The researchers argue that, as with other impact studies, anomalously high iridium concentrations are an indicator of a major bolide impact and that the ice core analyses should provides a continuous, well-documented, and well-preserved stratigraphic sequence in which to search for an anomaly. They estimate that an impact of the currently hypothesized magnitude would have produced an iridium signal between 200 and 130,000 times the background iridium level due to the continuous accumulation of terrestrial and cosmic dust. As such, the researchers postulate that their analyses will be a definitive test of the impact.
The research could have broad impact on the wider science community by catalyzing new scientific thinking about the existing scientific theory that a bolide impact was a contributory cause of abrupt climatic change at the Younger Dryas boundary.
The planned activities fit well into the potentially transformative, high risk, and exploratory nature of the EAGER programs.

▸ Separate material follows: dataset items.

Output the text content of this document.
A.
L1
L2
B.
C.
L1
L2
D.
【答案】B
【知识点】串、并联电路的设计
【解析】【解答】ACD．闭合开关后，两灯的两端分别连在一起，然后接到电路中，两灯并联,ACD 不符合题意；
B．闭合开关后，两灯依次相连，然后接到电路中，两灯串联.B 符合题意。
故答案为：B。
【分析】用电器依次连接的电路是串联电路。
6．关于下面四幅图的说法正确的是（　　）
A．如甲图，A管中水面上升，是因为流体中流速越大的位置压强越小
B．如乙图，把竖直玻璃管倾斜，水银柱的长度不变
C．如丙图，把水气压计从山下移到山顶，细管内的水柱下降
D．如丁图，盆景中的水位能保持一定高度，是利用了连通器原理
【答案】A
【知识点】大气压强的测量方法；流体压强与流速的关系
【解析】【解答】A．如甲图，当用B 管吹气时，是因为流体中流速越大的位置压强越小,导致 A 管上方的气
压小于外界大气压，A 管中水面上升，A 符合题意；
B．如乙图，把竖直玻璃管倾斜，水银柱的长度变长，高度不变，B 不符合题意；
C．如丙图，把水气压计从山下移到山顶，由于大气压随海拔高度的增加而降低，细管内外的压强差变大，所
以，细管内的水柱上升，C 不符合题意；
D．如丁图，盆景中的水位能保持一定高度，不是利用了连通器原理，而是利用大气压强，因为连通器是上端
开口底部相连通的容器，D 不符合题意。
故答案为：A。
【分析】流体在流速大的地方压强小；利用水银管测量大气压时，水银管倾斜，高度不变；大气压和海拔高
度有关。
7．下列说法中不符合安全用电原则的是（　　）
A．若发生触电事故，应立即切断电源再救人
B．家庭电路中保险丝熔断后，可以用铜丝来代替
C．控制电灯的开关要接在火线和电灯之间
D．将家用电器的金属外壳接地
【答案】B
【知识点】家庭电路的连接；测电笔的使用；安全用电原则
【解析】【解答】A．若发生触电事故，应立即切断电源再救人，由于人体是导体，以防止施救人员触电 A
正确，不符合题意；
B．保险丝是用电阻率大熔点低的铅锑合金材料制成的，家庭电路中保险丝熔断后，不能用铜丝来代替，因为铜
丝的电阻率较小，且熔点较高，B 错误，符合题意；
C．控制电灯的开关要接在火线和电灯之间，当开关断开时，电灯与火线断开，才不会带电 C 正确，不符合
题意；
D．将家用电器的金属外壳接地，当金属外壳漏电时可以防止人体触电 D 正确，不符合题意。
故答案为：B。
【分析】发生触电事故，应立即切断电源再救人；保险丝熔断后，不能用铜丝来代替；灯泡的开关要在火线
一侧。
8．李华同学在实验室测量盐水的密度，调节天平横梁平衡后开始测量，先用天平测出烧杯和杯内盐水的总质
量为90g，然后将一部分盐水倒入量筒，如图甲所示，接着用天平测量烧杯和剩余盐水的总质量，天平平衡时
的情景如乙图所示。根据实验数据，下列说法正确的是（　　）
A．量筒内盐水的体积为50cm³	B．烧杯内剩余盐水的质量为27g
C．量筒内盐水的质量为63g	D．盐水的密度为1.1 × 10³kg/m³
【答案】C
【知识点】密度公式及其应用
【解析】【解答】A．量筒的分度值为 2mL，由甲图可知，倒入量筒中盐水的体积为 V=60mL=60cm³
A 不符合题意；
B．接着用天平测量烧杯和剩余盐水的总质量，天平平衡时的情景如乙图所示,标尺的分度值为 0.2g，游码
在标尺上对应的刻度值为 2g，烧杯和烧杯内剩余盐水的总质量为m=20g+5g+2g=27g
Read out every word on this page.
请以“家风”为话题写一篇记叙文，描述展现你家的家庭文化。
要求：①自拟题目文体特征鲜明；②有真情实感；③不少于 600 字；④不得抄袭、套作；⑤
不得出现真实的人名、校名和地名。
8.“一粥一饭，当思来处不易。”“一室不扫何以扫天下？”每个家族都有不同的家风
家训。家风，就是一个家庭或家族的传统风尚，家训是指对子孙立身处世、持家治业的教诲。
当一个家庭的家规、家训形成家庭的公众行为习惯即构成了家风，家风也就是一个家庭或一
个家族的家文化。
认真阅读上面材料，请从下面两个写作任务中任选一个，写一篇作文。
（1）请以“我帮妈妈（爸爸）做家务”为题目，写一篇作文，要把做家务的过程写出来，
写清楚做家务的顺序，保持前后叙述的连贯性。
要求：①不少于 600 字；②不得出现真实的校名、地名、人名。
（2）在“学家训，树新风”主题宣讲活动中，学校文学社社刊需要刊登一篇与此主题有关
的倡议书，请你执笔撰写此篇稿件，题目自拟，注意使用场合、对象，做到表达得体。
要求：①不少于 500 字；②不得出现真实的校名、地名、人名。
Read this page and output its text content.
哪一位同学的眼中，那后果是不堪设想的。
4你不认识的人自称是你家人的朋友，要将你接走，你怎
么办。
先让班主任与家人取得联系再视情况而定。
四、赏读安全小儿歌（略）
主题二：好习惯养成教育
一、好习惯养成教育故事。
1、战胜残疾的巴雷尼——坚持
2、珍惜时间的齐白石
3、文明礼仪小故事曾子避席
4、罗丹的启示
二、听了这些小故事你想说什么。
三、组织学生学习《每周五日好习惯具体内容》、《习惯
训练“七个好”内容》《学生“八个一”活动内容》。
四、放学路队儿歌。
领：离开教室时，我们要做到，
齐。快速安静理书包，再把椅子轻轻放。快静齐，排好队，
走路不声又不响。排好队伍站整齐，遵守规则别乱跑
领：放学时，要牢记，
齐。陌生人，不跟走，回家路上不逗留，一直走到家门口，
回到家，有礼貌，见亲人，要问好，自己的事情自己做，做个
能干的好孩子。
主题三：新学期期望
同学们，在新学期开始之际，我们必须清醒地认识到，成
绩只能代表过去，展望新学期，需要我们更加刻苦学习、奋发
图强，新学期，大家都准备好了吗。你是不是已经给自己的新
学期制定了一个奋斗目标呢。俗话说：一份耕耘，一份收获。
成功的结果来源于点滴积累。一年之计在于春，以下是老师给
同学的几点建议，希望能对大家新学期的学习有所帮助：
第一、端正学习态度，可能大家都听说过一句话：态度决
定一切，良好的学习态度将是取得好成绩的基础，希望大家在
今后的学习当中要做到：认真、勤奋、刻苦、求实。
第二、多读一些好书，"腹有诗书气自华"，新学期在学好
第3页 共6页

The Younger Dryas (YD), a millennium-long cooling period amidst post-glacial warming, is well documented in the Greenland ice cores but apparently missing in Antarctica. It is thought to result from an abrupt change in atmospheric and oceanic circulation, but the cause of such a change remains controversial due to the lack of compelling evidence. Among other causes, the Younger Dryas impact hypothesis is based on observations and is testable. It interprets the C-rich layer (referred to as YDB – YD boundary exposed in many sites in the Northern America and Europe) enriched in magnetic grains with Ir, magnetic microspherules, charcoal, soot, carbon spherules, glass-like carbon with nanodiamonds, and fullerenes with extraterrestrial He as evidence for impact or aerial blast at ~12,900 years ago. Subsequent studies questioned some petrographic evidence for an impact or found new ones. However, the invoked petrographic impact markers have never been supported by a geochemical signature of an impact such as a sharp increase in Ir or other PGE concentrations. We measured trace and major element concentrations in ice samples from the GISP2 ice core across the Bølling-Allerød/YD boundary (depth of 1709-1720 m, 12279-13064 years old) with a spatial resolution of ~12.5 cm (time resolution of 2.5-4.6 years). The samples were analyzed in two analytical sessions, first for Ir, Pt, Lu, and Hf and then for Mg, Al, Ca, Ti, V, Cr, Mn, Fe, Co, Ni, Zn, Zr, Ru, Rh, Pd, Ag, Ba, La, Ce, and Au using a GV Instruments Platform ICP-MS equipped with an Apex inlet system in order to increase sensitivity and reduce oxide interferences. Ratios of LuO/Lu (<0.01) and HfO/Hf (<0.05), measured in a Lu-Hf solution together with ice samples, were used to correct for LuO and HfO interferences on 191Ir and 194,195,196Pt, respectively. The corrections were typically <5%. For calibration we used a 10 ppb Pt-Ir solution made from 1000 ppm HPS single element standards. The BHVO-1 standard was used for major and trace elements. Our results will soon be submitted for publication and discussed in terms of the various proposed theories for the Younger Dryas cooling. The main conclusion of our study is the detection of an unusual catastrophic event during the Bølling-Allerød - YD transition period, but our results clearly rule out an impact or aerial explosion of a chondritic bolide.